Janae Krell, a previous gestational carrier and founder of All Things Surrogacy, is well aware of the uncertainty intended parents and gestational carriers are facing. “Everything is up in the air right now, with no timelines to go off of,” Krell told POPSUGAR. “People are hoping for the best but preparing for the worst. In this instance, I [would recommend to gestational carriers that they] gear up with some essentials in preparation to go home with the IPs’ baby, should the IPs not be able to make it, or have a representative present to take the baby on their behalf. I am seeing a lot of people within the surrogacy professionals community come together to see who can help with these scenarios.”
Although travel has created perhaps the largest problem for people who are pursuing surrogacy, there are other barriers resulting from the confusion created by COVID-19. The process of gestational surrogacy is often complicated and long, with multiple steps to overcome. When I began trying to get pregnant years ago through IVF, that was the sprint. Deciding to pursue surrogacy was the long, sweaty, mentally exhausting marathon. Basically, surrogacy contains three parts: the legal aspect, where both parties need to have legal representation (and this changes based on country, state, etc.); the psychological aspect, involving mental evaluations for both parties; and finally the medical aspect, where the embryo is harvested, fertilized, and transferred to the gestational carrier. All of these phases are affected by COVID-19 closures. Particularly hard to navigate are the third-party reproduction cycles (when someone other than the IPs are involved in the reproduction process), which like any other fertility treatment, fall into the gray area of treatments on hold due to COVID-19.

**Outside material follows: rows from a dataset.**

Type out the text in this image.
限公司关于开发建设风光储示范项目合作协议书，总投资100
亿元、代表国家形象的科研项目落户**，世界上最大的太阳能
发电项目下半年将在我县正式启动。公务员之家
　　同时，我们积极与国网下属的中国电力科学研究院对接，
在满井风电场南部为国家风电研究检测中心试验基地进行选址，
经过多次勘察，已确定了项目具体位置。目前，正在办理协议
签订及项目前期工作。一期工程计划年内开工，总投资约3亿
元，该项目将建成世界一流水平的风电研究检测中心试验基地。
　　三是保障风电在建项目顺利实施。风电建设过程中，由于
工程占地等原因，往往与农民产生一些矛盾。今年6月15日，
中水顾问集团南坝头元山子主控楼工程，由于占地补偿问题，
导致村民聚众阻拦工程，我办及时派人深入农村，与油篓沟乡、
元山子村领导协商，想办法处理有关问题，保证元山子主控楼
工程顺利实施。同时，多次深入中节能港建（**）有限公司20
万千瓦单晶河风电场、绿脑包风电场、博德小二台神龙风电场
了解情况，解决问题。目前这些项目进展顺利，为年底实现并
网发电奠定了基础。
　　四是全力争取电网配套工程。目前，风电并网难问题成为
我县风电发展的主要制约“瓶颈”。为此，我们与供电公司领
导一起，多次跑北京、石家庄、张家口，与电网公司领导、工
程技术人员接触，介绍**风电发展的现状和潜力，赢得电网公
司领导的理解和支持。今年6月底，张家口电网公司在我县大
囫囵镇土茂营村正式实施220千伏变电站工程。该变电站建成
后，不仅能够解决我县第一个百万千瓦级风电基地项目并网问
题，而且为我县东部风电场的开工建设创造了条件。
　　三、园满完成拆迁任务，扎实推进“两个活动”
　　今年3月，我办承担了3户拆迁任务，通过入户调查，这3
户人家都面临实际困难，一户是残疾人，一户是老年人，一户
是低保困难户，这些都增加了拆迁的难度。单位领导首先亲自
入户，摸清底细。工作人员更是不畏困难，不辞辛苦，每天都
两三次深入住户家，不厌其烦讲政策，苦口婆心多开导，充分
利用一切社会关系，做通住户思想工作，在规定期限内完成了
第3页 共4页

Related: I Had My Babies Via Surrogacy, and Anyone Who Says I’m Not a Real Mother Is Wrong
“There are additional things that need to be considered if an egg donor stimulation cycle, or a transfer to a gestational carrier, would need to be cancelled because of a COVID-19-related reason. It is important to consider how that will impact the donor medically and how financially that will be handled. Clearly, it seems inadvisable to have any donor travel from out of the area in order to do a cycle, as that could potentially put the donor at increased risk during her travels,” Kristin Bendikson, M.D., a reproductive endocrinologist from USC Fertility, told POPSUGAR. This situation leaves many families in the lurch, without guidance on how to move forward – or how to cope with the emotional effects these delays can wreak.
People are already dealing with the mental toll of isolation. For those who have difficulty having a child on their own, the impact of COVID-19 has magnified their grief. “Pursuing adoption or surrogacy comes with its own set of stresses. And after possibly years of struggling to build a family, intended parents have already experienced a toll on their mental health,” Rebecca Flick, vice president of communications for RESOLVE: The National Infertility Association, told POPSUGAR. “We urge people in this situation seek the care of an online infertility or adoption or surrogacy support group or reach out to a local mental health professional for additional support during these extraordinary times.”
Which is why, in times like these, an extra dose of kindness goes a long way. While everyone is grappling with their own set of life’s uncertainties, we also must acknowledge those who maybe impacted in ways that were not foreseen. And with many of these questions still unanswered, those hoping to build their family through surrogacy are still wondering: what’s next?